The use of multiple accounts in conjunction with a high number of different electronic devices, or the use of multiple IP addresses should also raise concerns. The Guide also suggests that customers who appear anxious or impatient, or evasive as to the reason for a transfer should be treated with a higher degree of caution.
Other crime-type specific indicators
Social media and online crowdfunding campaigns linked to ideologically or religiously motivated violent extremism forums may help DCE providers to detect the misuse of DCEs for terrorism financing.
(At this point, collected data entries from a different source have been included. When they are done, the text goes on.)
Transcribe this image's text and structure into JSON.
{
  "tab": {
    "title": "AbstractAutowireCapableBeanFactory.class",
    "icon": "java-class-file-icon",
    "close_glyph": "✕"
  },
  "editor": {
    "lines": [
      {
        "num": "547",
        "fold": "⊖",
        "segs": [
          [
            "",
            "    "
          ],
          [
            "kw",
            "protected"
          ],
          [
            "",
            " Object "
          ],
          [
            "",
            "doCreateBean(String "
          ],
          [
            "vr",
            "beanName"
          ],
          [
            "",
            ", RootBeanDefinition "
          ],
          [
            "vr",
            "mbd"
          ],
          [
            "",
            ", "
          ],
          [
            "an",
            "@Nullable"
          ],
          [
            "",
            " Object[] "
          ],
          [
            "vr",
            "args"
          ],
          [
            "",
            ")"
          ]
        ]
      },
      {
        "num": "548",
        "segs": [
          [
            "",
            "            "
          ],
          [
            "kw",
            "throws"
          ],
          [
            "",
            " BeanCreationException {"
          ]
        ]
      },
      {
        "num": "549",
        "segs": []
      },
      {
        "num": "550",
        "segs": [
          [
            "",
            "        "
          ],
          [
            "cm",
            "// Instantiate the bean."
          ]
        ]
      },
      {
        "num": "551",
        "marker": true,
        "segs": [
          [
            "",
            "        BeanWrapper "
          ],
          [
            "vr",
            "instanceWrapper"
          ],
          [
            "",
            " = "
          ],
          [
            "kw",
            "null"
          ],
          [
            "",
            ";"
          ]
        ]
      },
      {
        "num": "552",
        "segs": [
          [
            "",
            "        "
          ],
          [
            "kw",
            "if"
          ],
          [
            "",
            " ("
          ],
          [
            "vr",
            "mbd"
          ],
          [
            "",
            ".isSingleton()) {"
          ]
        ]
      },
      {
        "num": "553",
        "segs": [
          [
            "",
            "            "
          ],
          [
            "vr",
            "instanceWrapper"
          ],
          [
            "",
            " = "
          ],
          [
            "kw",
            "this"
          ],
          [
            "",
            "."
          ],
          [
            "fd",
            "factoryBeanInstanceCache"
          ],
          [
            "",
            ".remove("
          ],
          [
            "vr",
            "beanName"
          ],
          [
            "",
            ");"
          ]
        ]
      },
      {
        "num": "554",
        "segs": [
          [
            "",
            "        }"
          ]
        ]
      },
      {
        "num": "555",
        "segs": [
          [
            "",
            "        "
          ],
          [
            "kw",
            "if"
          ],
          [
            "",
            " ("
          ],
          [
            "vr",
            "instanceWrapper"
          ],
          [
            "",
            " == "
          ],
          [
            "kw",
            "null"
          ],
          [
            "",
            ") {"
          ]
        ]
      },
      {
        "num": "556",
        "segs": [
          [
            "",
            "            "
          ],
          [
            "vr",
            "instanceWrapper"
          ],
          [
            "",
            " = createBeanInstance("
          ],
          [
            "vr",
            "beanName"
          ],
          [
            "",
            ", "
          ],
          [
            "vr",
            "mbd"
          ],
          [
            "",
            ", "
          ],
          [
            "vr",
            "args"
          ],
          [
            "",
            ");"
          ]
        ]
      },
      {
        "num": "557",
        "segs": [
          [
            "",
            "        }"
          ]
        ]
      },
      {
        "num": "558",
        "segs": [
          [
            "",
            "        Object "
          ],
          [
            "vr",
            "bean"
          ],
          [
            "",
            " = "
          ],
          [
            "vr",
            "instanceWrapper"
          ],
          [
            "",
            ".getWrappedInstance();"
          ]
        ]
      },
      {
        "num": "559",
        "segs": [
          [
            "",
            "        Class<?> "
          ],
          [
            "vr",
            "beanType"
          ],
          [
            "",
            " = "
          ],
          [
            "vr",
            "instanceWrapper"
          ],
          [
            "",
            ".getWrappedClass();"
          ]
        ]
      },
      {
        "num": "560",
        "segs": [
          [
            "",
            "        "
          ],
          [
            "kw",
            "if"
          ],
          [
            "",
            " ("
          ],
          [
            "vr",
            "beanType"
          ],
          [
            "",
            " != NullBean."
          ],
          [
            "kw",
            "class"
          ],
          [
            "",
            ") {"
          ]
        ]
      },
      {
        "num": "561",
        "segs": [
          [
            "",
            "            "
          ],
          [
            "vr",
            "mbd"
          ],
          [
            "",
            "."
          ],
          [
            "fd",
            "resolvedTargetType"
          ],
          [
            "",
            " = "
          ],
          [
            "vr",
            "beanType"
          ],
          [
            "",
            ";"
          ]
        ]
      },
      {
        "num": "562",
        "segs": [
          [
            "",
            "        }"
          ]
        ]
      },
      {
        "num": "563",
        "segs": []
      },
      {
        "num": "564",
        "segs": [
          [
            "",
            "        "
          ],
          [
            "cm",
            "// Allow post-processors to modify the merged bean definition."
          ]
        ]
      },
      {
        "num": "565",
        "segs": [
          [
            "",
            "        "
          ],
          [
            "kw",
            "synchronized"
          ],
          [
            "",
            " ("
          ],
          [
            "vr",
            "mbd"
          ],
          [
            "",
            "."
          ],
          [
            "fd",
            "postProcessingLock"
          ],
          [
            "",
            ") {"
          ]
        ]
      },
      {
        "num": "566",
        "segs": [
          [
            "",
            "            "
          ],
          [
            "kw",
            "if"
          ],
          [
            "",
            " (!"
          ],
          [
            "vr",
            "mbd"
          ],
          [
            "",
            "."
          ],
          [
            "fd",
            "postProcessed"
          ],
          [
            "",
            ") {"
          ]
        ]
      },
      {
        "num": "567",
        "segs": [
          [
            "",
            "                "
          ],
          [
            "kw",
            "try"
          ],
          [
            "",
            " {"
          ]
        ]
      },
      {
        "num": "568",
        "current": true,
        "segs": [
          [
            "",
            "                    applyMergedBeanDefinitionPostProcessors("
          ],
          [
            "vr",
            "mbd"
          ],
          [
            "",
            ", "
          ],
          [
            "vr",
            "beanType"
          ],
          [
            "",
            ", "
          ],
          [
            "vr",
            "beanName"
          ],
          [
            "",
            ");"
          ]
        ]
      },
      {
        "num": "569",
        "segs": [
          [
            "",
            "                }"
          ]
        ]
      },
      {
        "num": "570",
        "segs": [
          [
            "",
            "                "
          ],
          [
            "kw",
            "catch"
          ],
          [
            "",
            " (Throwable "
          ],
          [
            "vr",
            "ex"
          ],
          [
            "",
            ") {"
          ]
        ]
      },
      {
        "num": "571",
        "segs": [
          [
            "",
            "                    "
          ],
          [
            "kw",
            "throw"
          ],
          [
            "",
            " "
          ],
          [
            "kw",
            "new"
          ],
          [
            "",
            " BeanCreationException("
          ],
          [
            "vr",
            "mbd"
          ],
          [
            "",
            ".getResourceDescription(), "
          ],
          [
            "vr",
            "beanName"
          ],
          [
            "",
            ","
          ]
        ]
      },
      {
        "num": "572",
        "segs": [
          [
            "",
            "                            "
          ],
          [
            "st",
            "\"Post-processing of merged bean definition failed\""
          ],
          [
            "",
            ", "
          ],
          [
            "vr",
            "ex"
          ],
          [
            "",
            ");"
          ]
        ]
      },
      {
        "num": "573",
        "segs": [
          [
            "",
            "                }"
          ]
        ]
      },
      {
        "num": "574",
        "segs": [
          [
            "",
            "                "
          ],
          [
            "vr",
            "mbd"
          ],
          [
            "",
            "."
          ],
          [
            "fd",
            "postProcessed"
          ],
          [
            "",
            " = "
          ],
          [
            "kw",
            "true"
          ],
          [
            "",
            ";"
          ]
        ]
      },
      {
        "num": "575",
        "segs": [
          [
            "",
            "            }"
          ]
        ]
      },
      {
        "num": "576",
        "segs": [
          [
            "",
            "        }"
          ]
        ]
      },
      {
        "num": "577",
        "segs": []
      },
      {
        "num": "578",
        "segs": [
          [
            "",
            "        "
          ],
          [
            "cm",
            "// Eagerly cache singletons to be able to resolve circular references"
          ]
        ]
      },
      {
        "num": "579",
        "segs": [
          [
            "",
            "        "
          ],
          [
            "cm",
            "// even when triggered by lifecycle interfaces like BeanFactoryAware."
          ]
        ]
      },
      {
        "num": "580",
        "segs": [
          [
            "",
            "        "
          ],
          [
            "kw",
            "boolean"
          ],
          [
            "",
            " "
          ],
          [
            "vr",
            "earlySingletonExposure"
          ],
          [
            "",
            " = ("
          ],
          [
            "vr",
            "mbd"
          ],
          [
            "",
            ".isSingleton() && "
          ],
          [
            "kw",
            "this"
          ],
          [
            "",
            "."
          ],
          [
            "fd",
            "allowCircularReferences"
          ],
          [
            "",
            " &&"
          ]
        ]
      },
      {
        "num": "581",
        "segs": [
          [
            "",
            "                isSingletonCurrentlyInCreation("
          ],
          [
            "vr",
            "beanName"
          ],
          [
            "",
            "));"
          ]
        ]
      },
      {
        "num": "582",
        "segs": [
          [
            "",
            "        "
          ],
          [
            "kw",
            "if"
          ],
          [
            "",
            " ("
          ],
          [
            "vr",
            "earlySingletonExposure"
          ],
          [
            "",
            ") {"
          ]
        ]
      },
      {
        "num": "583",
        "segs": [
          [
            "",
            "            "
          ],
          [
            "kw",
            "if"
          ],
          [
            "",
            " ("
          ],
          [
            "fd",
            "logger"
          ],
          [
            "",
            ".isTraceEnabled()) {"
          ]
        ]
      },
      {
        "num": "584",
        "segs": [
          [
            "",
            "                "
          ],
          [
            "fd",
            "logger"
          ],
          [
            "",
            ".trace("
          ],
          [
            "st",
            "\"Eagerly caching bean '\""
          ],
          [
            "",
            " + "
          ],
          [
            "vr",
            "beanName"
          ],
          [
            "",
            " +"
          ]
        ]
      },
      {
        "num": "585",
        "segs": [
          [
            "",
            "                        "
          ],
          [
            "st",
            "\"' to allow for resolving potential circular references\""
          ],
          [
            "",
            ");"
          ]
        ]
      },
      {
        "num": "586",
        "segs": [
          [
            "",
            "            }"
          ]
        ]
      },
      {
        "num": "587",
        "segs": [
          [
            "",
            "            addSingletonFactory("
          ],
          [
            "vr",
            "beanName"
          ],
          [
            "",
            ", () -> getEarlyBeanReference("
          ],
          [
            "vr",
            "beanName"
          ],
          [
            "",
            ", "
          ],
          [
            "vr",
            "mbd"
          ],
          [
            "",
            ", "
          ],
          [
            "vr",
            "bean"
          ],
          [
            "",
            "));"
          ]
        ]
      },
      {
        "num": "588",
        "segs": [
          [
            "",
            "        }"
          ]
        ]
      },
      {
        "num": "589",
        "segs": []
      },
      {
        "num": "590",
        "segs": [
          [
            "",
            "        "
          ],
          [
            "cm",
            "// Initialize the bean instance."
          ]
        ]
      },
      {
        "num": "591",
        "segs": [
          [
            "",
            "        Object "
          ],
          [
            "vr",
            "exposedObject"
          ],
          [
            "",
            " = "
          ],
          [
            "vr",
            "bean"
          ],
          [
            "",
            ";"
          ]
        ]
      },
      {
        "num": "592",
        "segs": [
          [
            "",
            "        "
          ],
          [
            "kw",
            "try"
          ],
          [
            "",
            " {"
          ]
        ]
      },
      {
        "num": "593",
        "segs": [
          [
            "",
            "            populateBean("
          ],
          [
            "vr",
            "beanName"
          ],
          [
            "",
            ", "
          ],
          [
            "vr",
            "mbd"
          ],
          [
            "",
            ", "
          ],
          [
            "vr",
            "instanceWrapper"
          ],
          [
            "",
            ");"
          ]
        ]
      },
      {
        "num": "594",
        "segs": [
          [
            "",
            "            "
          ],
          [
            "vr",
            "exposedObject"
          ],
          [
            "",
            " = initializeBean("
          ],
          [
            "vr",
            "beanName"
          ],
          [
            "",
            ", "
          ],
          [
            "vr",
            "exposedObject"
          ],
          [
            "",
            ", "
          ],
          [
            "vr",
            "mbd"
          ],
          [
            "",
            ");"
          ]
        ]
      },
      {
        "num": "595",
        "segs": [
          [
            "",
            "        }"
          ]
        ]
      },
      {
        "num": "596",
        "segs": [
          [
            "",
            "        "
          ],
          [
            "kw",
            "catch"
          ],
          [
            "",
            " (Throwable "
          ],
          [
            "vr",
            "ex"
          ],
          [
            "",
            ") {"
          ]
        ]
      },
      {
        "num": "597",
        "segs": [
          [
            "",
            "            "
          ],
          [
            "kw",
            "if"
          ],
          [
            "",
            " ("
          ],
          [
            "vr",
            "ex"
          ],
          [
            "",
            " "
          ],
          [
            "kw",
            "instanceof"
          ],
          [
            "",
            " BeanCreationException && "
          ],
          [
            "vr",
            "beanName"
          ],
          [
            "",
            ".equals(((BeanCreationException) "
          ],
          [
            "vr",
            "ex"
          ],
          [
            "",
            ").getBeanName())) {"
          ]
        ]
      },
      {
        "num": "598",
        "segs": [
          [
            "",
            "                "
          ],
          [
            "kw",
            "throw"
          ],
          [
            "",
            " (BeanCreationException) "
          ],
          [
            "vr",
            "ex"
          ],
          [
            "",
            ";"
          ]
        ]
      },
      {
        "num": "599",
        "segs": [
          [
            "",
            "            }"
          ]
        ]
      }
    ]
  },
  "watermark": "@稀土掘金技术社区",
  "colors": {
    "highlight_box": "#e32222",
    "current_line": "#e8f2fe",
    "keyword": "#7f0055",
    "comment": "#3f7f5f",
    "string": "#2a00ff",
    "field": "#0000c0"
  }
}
DCE providers should also monitor activity in jurisdictions where CDD processes are less stringent or jurisdictions which are considered high risk in terms of terrorism financing.
The Guide also sets out specific indicators for detecting illicit activity via the Darknet, scams and tax evasion.
New developments
Would the Travel Rule work in Australia?
Australia has not implemented the Travel Rule for DCE providers. The Travel Rule is a key AML/CTF control or measure, which mandates that DCE providers obtain, hold and exchange information about the originators and beneficiaries of virtual asset transfers. The mandate aims to combat the transparency issues associated with DCEs. While the Travel Rule has been effectively implemented for other financial institutions, cryptocurrency addresses are pseudonymous which makes this obligation far more challenging for DCE providers. Blockchain Australia identified that there had been challenges within Singapore’s system where applicants faced a ‘lengthy application process’ and ‘a lack of commercial solutions to comply with the travel rule.’
How will proposed amendments help ADI’s?
On 22 March 2022, the Federal Government released a consultation paper regarding a prospective licensing and custody regime for digital assets (Digital Assets Paper). When implemented, the licensing regime will subject all participants to greater obligations than those imposed under the Anti-Money Laundering and Counter-Terrorism Financing Act 2006 (Cth), including:
- capital adequacy testing;
- auditing; and
- responsible person tests.
The current AML/CTF compliance regime will be supplemented by a broader licensing regime, which is likely to be managed and supervised by a number of regulators including APRA, ASIC and the ATO.
In addition to this, from 28 April 2022, the Anti-Money Laundering and Counter‑Terrorism Financing Rules Amendment Instrument 2022 (No. 1) (Cth) (Instrument) exempted financial institutions from registering on the DCE register.
This amendment means that financial institutions (typically banks and authorised deposit-taking institutions (ADIs)) are not required to register as a DCE provider when they are already regulated by AUSTRAC.
ADI’s stand to benefit from these amendments in quite a significant way. In general, it creates an easier route for these entities to be involved in the digital asset economy, and thereby increases the competitive threat posed by these entities to existing DCE operators. It is envisaged that this will drive an increase in crypto offerings and compliance standards across the ecosystem, and thereby an increase in trust, as these financial institutions will already have mature AML/CTF programs and a robust approach to managing risks in the emerging crypto asset market.
As reform is fast moving, DCE’s and businesses are best placed to consider the potential licensing regime of digital assets. This for example could include:
- conducting a mapping exercise of current use of and exposure to digital assets;
- engaging in the current AUSTRAC Consultation with respect to Chapter 81 of the AML/CTF Rules;
- engaging with the consultation on the design of the digital asset licensing regime that will commence shortly with advice due to Government later this year; and
- being proactive with regulators such as AUSTRAC, APRA, ASIC and the ATO regarding their expectations with respect to digital assets and any guidance released regarding their proposed or further regulation.